Highest GST slab for motorcycles has been a point that Rajiv Bajaj has been raising for a long time. He compares taxes in other countries with India…
No matter how much we rejoice the recent growing numbers, it is a fact that our 2-wheelers have still not reached the pre-Covid buying levels – even after 2-3 years of the pandemic. The biggest reason for this is clearly the hefty price increment that we have seen over these years.
This is a clear sign that buyers, specially the entry level ones, have not been able to mop up enough money, or they have simply been fence-sitters during this time as we have never seen such steep price increments in such short terms, ever! Rajiv Bajaj, who has been pretty vocal on this front, has raised his voice again on this topic.
Rajiv, the MD of Bajaj Auto, highlights the fact that bikes during this period have become costlier by almost 35 percent on an average. He elaborates that it is good on the part of the government that it wants our citizens to ride safer bikes that emit lesser pollutants – the two reasons that have forced makers to jack up the prices.
But the problem is due to the increased tags, the common man has not been able to buy one! And if we are going gung-ho on one part, we should offer relaxation on other.

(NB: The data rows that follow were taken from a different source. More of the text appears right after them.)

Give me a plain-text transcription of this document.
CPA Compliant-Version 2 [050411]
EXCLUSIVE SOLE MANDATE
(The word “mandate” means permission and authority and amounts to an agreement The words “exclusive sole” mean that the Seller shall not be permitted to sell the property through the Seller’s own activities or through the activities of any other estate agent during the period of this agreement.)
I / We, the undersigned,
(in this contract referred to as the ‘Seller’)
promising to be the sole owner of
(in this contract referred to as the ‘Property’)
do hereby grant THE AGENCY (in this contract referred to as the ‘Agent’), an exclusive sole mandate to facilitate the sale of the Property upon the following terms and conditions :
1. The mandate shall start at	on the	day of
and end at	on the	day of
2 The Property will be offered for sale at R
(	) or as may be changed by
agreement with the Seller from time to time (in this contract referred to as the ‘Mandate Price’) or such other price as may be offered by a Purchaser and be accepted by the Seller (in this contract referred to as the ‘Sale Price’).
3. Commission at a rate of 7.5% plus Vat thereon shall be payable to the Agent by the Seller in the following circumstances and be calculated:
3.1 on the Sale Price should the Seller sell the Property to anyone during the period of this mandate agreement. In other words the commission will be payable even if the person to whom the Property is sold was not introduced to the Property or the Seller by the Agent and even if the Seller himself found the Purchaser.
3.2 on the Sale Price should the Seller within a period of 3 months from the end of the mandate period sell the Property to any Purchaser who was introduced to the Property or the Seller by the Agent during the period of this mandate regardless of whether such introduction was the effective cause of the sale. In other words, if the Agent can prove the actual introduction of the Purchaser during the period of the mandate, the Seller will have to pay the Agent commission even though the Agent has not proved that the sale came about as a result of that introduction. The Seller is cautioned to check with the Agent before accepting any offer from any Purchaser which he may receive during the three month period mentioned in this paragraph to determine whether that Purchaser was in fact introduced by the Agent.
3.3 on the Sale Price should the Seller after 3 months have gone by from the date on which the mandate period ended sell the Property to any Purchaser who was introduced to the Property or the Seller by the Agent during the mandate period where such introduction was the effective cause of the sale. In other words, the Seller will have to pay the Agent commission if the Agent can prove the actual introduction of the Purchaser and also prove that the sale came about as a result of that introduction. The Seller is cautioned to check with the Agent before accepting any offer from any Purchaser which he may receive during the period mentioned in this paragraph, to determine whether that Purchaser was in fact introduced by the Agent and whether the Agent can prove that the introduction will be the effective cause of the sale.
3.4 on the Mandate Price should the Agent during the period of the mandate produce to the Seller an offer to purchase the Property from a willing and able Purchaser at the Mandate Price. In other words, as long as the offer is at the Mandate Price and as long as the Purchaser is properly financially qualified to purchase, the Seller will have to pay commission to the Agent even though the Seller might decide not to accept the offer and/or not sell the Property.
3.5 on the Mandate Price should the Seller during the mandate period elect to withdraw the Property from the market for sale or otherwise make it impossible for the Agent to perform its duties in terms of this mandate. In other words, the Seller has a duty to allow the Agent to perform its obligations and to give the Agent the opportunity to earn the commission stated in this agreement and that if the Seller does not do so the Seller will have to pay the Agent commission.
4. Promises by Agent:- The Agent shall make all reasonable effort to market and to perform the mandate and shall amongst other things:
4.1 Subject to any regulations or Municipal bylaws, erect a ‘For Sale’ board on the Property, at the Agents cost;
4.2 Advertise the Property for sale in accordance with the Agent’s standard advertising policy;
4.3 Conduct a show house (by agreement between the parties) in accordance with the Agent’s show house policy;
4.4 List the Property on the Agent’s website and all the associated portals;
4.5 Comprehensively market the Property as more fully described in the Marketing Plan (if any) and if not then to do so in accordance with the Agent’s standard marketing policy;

Frankly, there has been no convincing answer to the question – Why are bikes in India taxed at the highest 28 percent GST slab which is reserved for luxury or sin goods. 2-wheelers are the most basic mode of transport in India and crores of Indians rely on it for their livelihood and transportation needs. A basic understanding states that they are neither ‘luxury’ nor ‘sin’!
Rajiv Bajaj also went onto compare India-like economies to highlight their taxation on 2-wheelers. He says that the third biggest 2-wheeler market in the world after China and India is typically Brazil and 2-wheelers are taxed at only 9.25 percent there. Next biggest market, Indonesia levies only 11 percent taxes, Philippines has 12 percent taxation. In Malaysia and Vietnam, the taxes are just 10 percent; in Thailand they are just 7 percent.
So, very clearly, the aam aadmi in India is being made to pay, on an average, I would say, about 15 percent more in taxation terms that his counterpart in all of these economies which are very comparable to us.
Rajiv Bajaj also goes onto say that if India wants the two-wheeler industry to grow, if India wants to remain the powerhouse of 2-wheelers in the world and if we want employment to grow, we would need to relook at the GST structure.
Sensible taxation has been a point that has also been raised by other industry stalwarts but the Indian Government has failed to budge and neither has there been a convincing reply to the very basic question of – why the highest ‘Luxury/Sin’ tax slab for what is the most basic mode of transport for an average Indian!